Charles Guillain, Femme de Gouragué, Abyssinie, octobre 1847.


Charles Guillain, Jeune fille de Mombasa, mai 1848.

1 comentario:

Tamas Deak dijo...

Ici, dans notre Este-Europe il y a plus signification de ces ombres parce qu'il avait plus de tragédies.
Les Polonaises sont seules ombres de Varsovie avant 1945.
Mais ceux qui les grandes plus tragédies sont-ce sont les ombres des membres de famille.
Mon famille a dû déménager cinq ou six moins: de Délvidék (le region de Szabadka) á Transsylvania, de Transsylvania á Petit-Hongrie, dans Hongrie de Nyergesújfalu á Budapest, alors á Monor, alors á Budapest de nouveau et finalment á Monor. Donc il avait très facile de perdre beaucoup des photos des grands-pères.

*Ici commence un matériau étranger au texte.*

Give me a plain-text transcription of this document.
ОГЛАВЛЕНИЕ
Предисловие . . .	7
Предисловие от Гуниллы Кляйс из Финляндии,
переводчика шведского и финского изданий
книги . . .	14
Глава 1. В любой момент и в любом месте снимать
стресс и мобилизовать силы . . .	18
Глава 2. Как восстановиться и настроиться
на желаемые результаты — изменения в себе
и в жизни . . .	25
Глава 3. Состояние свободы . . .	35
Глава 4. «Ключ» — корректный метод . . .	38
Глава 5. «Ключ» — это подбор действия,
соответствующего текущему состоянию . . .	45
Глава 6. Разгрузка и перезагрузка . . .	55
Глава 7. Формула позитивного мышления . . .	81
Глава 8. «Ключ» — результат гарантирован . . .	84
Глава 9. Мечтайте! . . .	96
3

J'ai pu retrouver une photo de mon père de arrière-grand-père après visiter cinq personnes dès mes apparentes.
La génération de mes grands-pères compte huit personnes. En 1950 quatre sont mortes, deux vivants dehors des borders de Hongrie et seule deux vivantes quand j'ai naît ... donc pour moi de sa personnalité ne reste que je peux imaginer : les ombres.